This case was not about one unhappy customer. ASIC sued Telstra Super over the way it handled a large body of member complaints over time. Telstra Super was the trustee of the Telstra Superannuation Scheme and held an Australian financial services licence. Because it dealt with retail clients, it had to maintain a dispute resolution system that included an internal dispute resolution procedure complying with ASIC-approved standards and requirements, as well as membership of AFCA.
From 5 October 2021, those standards and requirements were set through ASIC’s Internal Dispute Resolution Instrument 2020/98. The instrument incorporated enforceable parts of Regulatory Guide 271. Telstra Super’s own complaints policy and business rules substantially replicated those standards. That mattered because the case was not really about whether Telstra Super had a policy on paper. The real question was whether it followed that procedure in practice when handling member complaints.
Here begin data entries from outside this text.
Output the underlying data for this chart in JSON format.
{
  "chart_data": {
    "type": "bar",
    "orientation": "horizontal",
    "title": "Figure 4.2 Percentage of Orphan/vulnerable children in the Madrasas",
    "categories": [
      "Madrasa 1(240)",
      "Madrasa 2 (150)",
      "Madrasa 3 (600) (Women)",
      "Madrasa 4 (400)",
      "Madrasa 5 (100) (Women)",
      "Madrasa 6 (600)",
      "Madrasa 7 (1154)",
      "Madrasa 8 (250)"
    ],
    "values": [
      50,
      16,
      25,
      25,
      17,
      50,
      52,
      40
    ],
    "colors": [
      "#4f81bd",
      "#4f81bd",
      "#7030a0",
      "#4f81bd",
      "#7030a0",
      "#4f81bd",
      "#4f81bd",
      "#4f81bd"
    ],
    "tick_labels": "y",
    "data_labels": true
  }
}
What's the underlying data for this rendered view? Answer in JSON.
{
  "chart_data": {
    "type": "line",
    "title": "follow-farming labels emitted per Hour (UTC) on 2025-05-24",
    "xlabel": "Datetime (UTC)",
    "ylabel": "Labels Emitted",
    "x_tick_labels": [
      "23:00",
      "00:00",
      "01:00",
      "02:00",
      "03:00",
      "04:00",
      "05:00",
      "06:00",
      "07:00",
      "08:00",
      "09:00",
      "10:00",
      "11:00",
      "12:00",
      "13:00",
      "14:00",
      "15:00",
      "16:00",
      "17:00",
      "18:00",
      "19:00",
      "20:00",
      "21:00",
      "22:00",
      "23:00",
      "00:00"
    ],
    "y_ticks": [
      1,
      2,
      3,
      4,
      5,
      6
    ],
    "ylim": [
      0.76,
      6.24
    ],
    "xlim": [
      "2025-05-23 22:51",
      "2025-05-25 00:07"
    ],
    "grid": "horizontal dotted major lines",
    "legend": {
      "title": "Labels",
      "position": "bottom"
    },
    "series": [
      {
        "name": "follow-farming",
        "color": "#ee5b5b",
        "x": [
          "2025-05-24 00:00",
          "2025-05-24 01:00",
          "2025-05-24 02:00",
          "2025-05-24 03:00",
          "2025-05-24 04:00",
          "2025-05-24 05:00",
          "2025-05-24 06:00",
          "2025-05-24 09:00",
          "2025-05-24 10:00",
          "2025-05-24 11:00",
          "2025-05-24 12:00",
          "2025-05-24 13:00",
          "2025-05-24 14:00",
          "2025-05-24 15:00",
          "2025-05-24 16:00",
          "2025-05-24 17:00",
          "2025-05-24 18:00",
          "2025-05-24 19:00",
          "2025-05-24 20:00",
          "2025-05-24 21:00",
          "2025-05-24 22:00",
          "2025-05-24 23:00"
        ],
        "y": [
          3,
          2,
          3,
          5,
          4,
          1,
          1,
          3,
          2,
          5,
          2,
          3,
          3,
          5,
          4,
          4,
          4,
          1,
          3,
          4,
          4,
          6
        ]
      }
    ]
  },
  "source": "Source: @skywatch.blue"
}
ASIC alleged that across 323 complaints received between 22 October 2021 and 13 January 2023, Telstra Super committed 204 breaches of its IDR procedure across 125 complaints. The allegations included late IDR responses, use of exceptions that ASIC said were unavailable, delay notifications that did not properly explain the reasons for delay, and some IDR responses that omitted AFCA rights information and AFCA contact details. ASIC also said the problems were linked to inadequate resourcing and amounted to a broader failure to provide financial services efficiently, honestly and fairly.
Telstra Super admitted some failures, denied others, and challenged whether ASIC’s instrument validly imposed a legal obligation to comply with the IDR procedure itself. That made the case important beyond the individual complaints. It tested whether complaint handling failures under the IDR framework could amount to contraventions of the Corporations Act.